Because I’m a gun nut: a zealous advocate, practitioner, and student of the civil rights guaranteed by the Second Amendment to the Constitution of the United States.

Also, because I love games and I’m ever so slowly building an Old West themed tabletop roleplaying system that aims to get guns right.

* Semiautomatic means that when the trigger is pulled, one bullet is fired, and the recoil energy is harnessed to load a new cartridge. One shot per trigger pull — the benefit being that you don’t have to manually reload after every shot. This, by the way, is old technology — over 130 years old.

* This is generally true, but not absolutely so. In the USA, machine guns (rarely owned outside the military to begin with) were subjected to an expensive, restrictive taxation and registration scheme in 1934. In 1986, the registry was closed; any automatic firearm manufactured after that date is outright illegal for citizens to own. Assault rifles are rare collectors’ items for the wealthy; investments, not weapons.

* You may think I sound like a nut here, but the more you know about firearms, the more you’ll see how ignorant most journalists truly are on the subject. They don’t know and they don’t want to know, and they’re perfectly happy to leave you ignorant and misinformed, too. Even the rudimentary intro I’ve provided here puts you a step ahead of what you’ll get from the news.

2 thoughts on “The assault rifle…and what it’s not

Add yours

  1. Being from a country where almost nobody has guns, I actually know little about them and it’s one of the reasons I avoid writing stories with them. I didn’t know semi-automatic means self-loading, for example.

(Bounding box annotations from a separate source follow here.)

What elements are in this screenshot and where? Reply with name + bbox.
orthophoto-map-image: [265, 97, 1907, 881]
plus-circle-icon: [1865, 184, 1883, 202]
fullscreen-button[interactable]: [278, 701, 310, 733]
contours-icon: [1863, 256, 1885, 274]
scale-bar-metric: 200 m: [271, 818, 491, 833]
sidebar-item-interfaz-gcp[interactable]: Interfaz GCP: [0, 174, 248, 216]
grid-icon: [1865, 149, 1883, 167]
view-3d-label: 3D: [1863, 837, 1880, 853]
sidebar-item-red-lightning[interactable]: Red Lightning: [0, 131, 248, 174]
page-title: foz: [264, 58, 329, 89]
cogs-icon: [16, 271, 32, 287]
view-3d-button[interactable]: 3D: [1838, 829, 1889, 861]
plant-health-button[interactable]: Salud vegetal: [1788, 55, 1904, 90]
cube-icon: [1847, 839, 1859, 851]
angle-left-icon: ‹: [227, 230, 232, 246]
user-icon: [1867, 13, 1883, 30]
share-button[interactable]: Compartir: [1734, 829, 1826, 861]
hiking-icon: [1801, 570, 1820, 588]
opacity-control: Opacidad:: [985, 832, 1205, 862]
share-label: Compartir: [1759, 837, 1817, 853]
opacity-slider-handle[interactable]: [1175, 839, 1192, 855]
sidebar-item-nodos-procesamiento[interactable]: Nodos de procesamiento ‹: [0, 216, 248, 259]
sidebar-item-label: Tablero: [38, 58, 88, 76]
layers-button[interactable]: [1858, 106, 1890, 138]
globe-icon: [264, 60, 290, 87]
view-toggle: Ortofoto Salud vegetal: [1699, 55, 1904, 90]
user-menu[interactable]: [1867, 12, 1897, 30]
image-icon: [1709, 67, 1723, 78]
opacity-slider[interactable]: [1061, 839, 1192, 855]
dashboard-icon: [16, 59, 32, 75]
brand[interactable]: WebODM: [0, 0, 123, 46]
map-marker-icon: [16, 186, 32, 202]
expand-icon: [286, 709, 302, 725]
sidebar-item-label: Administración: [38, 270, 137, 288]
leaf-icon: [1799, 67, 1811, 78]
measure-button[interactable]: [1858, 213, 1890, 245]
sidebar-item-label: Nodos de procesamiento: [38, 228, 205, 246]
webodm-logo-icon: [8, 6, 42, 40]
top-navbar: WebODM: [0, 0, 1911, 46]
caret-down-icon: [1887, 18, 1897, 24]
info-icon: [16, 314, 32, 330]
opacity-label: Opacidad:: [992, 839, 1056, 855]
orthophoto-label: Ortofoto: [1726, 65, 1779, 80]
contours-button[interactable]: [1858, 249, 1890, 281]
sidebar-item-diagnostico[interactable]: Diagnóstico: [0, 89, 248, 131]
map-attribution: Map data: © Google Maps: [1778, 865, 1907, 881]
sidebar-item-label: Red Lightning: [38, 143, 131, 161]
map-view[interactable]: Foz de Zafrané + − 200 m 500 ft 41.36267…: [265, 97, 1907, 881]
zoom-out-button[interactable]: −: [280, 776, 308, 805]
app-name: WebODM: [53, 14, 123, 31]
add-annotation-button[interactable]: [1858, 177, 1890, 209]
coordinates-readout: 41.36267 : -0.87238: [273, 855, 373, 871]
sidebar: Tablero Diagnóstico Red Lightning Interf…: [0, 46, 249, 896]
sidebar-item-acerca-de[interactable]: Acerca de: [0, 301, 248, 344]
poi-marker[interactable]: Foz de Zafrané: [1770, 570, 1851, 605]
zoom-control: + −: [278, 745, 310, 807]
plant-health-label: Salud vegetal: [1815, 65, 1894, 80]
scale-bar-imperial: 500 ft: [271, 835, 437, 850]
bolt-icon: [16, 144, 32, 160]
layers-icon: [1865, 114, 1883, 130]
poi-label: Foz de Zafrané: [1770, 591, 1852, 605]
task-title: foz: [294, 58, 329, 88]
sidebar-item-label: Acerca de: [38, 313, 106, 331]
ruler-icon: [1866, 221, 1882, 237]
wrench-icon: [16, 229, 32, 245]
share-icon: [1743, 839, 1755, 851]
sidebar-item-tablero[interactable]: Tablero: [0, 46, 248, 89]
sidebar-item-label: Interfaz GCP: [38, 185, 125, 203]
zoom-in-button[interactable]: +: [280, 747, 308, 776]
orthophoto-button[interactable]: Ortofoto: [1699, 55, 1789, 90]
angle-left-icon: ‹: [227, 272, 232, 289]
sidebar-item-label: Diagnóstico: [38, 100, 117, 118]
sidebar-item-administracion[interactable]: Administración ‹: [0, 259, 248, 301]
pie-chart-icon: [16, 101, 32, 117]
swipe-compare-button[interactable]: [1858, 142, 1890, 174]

    I knew journalists were probably being misleading about this thing though, but I assume that about everything anyway.

    Liked by 1 person

    1. That’s a very sensible and healthy assumption, one I came around to far later than I should have. I’m still not sure if journalists are misleading about guns because they *want* to be or because they simply don’t care to get it right. Either way, they don’t deserve the trust most people seem to give them — in *anything,* not just guns.

      Self-loading: that’s a helpful term that I totally forgot to use, and it’s a much better term (although less common) than semiautomatic.

      I’m glad this was useful to at least one person. 🙂

      I’m probably not the only one to have recommended it, and you may already have done it, but if you ever get the chance to go shooting, DO IT. It’s the most fun you can have with your clothes on.

      And if you ever find yourself in the US, make time to go to a place that’s not a big city and find someone who will take you out shooting. Rural areas and states in the Midwest, Mountain West, or South/Southwest are generally the best because there’s plenty of open land where you’re free to shoot whatever and however you like. Gun owners are everywhere and we love to share the gospel, so it shouldn’t be hard to do. 🙂 If you’re ever in the Northwest, drop me a line.